Potentized and modified in this way, the itch-matter (psorin) for administration is no longer idem with the crude original itch-matter, but only a similimum. For between idem and similimum there is, for those who can reflect, nothing intermediate; or, in other words, between idem and simile only similimum can exist. Isopathic and aequale are misleading terms, which if they can mean anything trustworthy, can only mean similimum because they are not idem.

According to Hahnemanns logic these potentized products are not isopathy but a form of homoeopathy. These nosodes, if prescribed on their characteristic symptoms, are homoeopathic remedies and will cure what they can cause. If given on the diagnosis, they have a much more limited effect. In practice they are often helpful in clarifying the case or instituting a reaction but they are rarely curative per se.

In 1881, at the time when there was great interest in using nosodes wherever possible as a short and quick way to cure. Dr. Ad. Lippe wrote an article for the Homoeopathic Physician, Vol. I. His title was “Isopathy: a Fatal Error.” “The modern isopathists claim it to be a law of cure that the products of a disease taken from one individual, when highly potentized will cure the same disease in other individuals.” Lippe proceeds to show that this is rarely the case.

I should not want to practice homoeopathy without the nosodes, for I use them often and frequently with very beneficial effect. They often clarify, simplify and set in order the difficult case. It has been shown that where ill health started from some acute ill, such as measles, mumps, or influenza, the nosode of such disease, even many years later, will remove the ills which have persisted since that acute infection.

And I certainly should not want to be limited only to nosodes for their field is narrow and the more they are used as isopathic rather than homoeopathic remedies, the more restricted is their value.

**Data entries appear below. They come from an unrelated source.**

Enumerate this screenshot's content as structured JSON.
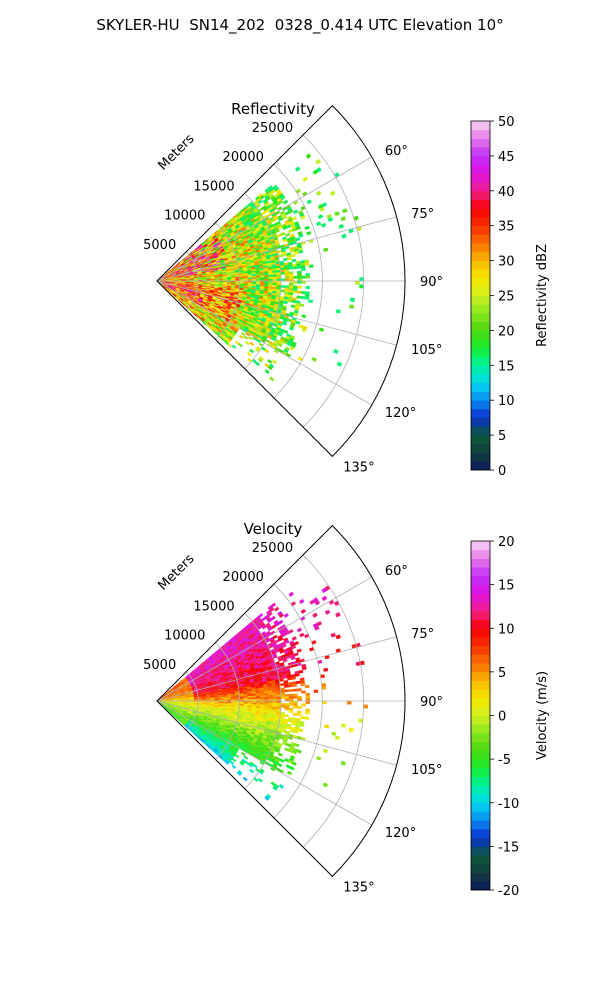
{
  "figure_title": "SKYLER-HU  SN14_202  0328_0.414 UTC Elevation 10°",
  "chart_data": [
    {
      "type": "polar-sector",
      "title": "Reflectivity",
      "radial_label": "Meters",
      "radial_ticks": [
        5000,
        10000,
        15000,
        20000,
        25000
      ],
      "r_max_m": 30000,
      "azimuth_range_deg": [
        45,
        135
      ],
      "azimuth_ticks": [
        "60°",
        "75°",
        "90°",
        "105°",
        "120°",
        "135°"
      ],
      "grid": true,
      "colorbar": {
        "label": "Reflectivity dBZ",
        "min": 0,
        "max": 50,
        "ticks": [
          "0",
          "5",
          "10",
          "15",
          "20",
          "25",
          "30",
          "35",
          "40",
          "45",
          "50"
        ]
      },
      "colormap": [
        "#0a1a5c",
        "#123d3d",
        "#0e5a3a",
        "#0a2fd0",
        "#0a8cf0",
        "#00d8f0",
        "#00f0a0",
        "#18ef30",
        "#4ad810",
        "#88e820",
        "#d0f020",
        "#f8e800",
        "#f8b800",
        "#f87000",
        "#f83000",
        "#f80000",
        "#f0208a",
        "#e010e0",
        "#c030f8",
        "#e878e8",
        "#f8d8f8"
      ],
      "echo_summary": "Dense reflectivity 20–45 dBZ within ~15 km spanning azimuth 50–130°, with isolated weaker cells to 25 km near 55–75°"
    },
    {
      "type": "polar-sector",
      "title": "Velocity",
      "radial_label": "Meters",
      "radial_ticks": [
        5000,
        10000,
        15000,
        20000,
        25000
      ],
      "r_max_m": 30000,
      "azimuth_range_deg": [
        45,
        135
      ],
      "azimuth_ticks": [
        "60°",
        "75°",
        "90°",
        "105°",
        "120°",
        "135°"
      ],
      "grid": true,
      "colorbar": {
        "label": "Velocity (m/s)",
        "min": -20,
        "max": 20,
        "ticks": [
          "-20",
          "-15",
          "-10",
          "-5",
          "0",
          "5",
          "10",
          "15",
          "20"
        ]
      },
      "colormap": [
        "#0a1a5c",
        "#123d3d",
        "#0e5a3a",
        "#0a2fd0",
        "#0a8cf0",
        "#00d8f0",
        "#00f0a0",
        "#18ef30",
        "#4ad810",
        "#88e820",
        "#d0f020",
        "#f8e800",
        "#f8b800",
        "#f87000",
        "#f83000",
        "#f80000",
        "#f0208a",
        "#e010e0",
        "#c030f8",
        "#e878e8",
        "#f8d8f8"
      ],
      "echo_summary": "Outbound velocities 10–15 m/s toward 55–80° azimuth, near zero around 90–110°, inbound -5 to -10 m/s along 115–130°"
    }
  ]
}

I close by quoting from Hahnemanns Organon again:

It is impossible that there can be another true, best method of curing dynamic diseases, (i.e., all diseases not strictly surgical) besides homoeopathy, just as it is impossible to draw more than one straight line betwixt two given points. he who imagines that there are other modes of curing diseases besides it could not have appreciated homoeopathy fundamentally nor practised it with sufficient care, nor could he ever have seen or read cases of properly performed homoeopathic cures; nor, on the other hand, could he have discerned the baselessness of all allopathic modes of treating diseases and their bad or even dreadful effects, if, with such lax indifference, he places the only true healing art on an equality with those hurtful methods of treatment, or alleges the latter to be auxiliaries to homoeopathy, which it could not do without! My true, conscientious followers, the pure homoeopathists, with their successful, almost never-failing treatment might teach these persons better.